People in their “third act,” McKibben said — those age 60 and older — are likely to have skills, resources, time and “sometimes a lot of grandchildren,” who can serve as added incentive to act for the benefit of future generations. Generally, they also have wealth: In the U.S., Baby Boomers own more than half of the estimated $50 trillion in household assets in the country, according to reporting by The Wall Street Journal.
“If you’re the manager of the Chase Bank in Burlington or something, the people with the most money sitting in your bank are likely to be, you know, a little longer in the tooth,” McKibben said. “You might not just brush them off.”
He hopes to form local chapters of Third Act. The movement might be particularly relevant in Vermont, he said, where 20% of people are age 65 or older.

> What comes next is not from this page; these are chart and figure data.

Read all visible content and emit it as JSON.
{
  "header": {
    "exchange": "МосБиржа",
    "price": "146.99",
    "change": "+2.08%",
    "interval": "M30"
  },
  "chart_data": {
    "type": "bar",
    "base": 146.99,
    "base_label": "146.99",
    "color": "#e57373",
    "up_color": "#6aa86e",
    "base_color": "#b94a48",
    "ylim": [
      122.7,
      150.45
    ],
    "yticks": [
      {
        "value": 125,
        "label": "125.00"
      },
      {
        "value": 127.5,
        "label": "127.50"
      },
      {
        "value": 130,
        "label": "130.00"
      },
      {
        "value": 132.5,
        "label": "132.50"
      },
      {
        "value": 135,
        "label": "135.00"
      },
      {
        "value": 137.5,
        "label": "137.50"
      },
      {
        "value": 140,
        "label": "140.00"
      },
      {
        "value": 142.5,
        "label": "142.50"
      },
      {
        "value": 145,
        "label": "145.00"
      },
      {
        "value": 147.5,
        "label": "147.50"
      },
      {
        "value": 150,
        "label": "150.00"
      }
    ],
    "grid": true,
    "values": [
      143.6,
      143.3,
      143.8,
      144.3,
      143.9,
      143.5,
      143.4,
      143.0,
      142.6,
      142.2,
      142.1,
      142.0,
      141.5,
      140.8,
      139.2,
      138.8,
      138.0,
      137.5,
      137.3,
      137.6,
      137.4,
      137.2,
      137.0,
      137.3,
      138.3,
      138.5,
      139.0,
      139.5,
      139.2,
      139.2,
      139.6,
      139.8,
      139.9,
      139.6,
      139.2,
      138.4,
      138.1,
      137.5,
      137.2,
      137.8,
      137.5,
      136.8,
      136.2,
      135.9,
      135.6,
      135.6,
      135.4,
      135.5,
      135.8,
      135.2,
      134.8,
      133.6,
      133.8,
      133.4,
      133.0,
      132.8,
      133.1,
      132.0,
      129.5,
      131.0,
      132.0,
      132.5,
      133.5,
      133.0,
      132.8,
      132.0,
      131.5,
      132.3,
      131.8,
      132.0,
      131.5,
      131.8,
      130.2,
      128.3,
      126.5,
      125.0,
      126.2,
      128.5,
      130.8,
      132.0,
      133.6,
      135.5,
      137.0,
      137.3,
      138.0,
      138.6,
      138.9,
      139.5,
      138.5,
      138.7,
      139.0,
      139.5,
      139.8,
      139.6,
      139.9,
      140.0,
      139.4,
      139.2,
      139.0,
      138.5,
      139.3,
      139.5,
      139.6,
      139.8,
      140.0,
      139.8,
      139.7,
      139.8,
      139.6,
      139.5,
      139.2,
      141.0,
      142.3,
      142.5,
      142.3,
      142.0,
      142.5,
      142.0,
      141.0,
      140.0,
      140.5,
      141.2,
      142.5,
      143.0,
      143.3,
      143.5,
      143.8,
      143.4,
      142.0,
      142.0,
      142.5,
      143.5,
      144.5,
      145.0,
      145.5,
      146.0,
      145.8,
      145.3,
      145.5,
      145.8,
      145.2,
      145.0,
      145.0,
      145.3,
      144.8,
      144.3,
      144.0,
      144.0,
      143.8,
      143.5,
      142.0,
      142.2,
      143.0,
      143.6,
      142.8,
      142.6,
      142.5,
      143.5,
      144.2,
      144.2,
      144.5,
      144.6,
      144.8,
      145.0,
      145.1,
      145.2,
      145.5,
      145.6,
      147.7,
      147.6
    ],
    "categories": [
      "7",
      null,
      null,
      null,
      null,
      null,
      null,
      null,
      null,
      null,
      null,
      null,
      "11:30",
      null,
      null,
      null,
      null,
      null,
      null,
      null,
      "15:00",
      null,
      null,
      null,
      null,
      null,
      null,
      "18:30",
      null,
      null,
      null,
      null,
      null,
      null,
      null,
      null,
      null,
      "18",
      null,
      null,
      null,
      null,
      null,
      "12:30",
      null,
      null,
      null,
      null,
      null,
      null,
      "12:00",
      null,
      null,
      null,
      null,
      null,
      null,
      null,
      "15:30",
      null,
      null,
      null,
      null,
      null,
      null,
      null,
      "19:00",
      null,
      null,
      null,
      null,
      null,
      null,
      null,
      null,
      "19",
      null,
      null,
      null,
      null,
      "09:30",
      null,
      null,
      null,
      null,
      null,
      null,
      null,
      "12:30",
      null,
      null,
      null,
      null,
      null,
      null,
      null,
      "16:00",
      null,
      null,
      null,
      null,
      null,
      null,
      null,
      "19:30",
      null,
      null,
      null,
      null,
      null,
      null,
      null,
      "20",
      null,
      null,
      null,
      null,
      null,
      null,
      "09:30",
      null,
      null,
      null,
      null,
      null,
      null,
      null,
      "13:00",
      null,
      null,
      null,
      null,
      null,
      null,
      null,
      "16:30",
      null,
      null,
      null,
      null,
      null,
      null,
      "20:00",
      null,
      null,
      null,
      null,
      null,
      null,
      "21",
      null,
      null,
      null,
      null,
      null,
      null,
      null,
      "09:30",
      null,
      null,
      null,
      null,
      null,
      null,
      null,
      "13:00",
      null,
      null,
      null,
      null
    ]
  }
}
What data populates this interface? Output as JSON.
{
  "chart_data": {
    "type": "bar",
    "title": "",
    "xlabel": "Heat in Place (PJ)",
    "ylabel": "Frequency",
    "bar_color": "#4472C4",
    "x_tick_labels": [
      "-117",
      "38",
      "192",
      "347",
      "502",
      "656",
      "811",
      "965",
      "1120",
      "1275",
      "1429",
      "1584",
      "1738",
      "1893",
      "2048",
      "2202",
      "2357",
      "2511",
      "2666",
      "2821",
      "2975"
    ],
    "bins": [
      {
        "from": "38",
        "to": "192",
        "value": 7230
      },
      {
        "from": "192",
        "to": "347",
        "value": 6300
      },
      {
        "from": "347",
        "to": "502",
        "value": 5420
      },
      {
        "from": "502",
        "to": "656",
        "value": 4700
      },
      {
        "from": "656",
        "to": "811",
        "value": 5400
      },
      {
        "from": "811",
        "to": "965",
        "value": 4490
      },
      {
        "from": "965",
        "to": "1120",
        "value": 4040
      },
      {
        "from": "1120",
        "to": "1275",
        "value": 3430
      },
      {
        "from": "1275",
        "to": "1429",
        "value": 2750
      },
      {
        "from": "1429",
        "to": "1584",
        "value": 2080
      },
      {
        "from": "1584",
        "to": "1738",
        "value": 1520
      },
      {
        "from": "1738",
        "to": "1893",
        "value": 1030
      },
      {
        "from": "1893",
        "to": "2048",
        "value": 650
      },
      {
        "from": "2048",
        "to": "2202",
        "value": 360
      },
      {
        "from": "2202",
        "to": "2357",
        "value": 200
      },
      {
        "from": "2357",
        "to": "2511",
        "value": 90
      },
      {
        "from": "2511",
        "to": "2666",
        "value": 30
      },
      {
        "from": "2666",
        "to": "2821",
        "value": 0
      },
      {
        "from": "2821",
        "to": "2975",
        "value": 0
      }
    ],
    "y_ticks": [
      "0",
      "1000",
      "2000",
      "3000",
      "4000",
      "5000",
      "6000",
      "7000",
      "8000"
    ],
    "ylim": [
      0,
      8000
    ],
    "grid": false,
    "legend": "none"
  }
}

As the organization gets off the ground, he said it will need people who are well-versed in “the actual mundane, important tasks of the world” like administration, coordination and development.
“Being an ex-teacher, or a former nurse, or whatever it is, should be an enormous source of pride and expertise that we really need in societies,” he said. “We can’t just toss it away the minute someone retires.”
He also hopes the movement will address issues like voter suppression and racial justice.
The landing page for the movement hosts a number of recognizable characters who have joined McKibben’s fight: Potawatomi scientist and writer Robin Wall Kimmerer; actor and activist Jane Fonda; minister and activist Rev. Lennox Yearwood Jr.; Sen. Bernie Sanders, I-Vt.; and Swedish youth climate activist Greta Thunberg.
Kimmerer, speaking in a video on the site, said that in the Potawatomi tradition, “Elderhood is not a time for stepping back, but for stepping up, for stepping into your own power.”
“Becoming an elder is both a precious gift and a serious responsibility — a responsibility for sharing knowledge, and for safeguarding the future of life,” she said.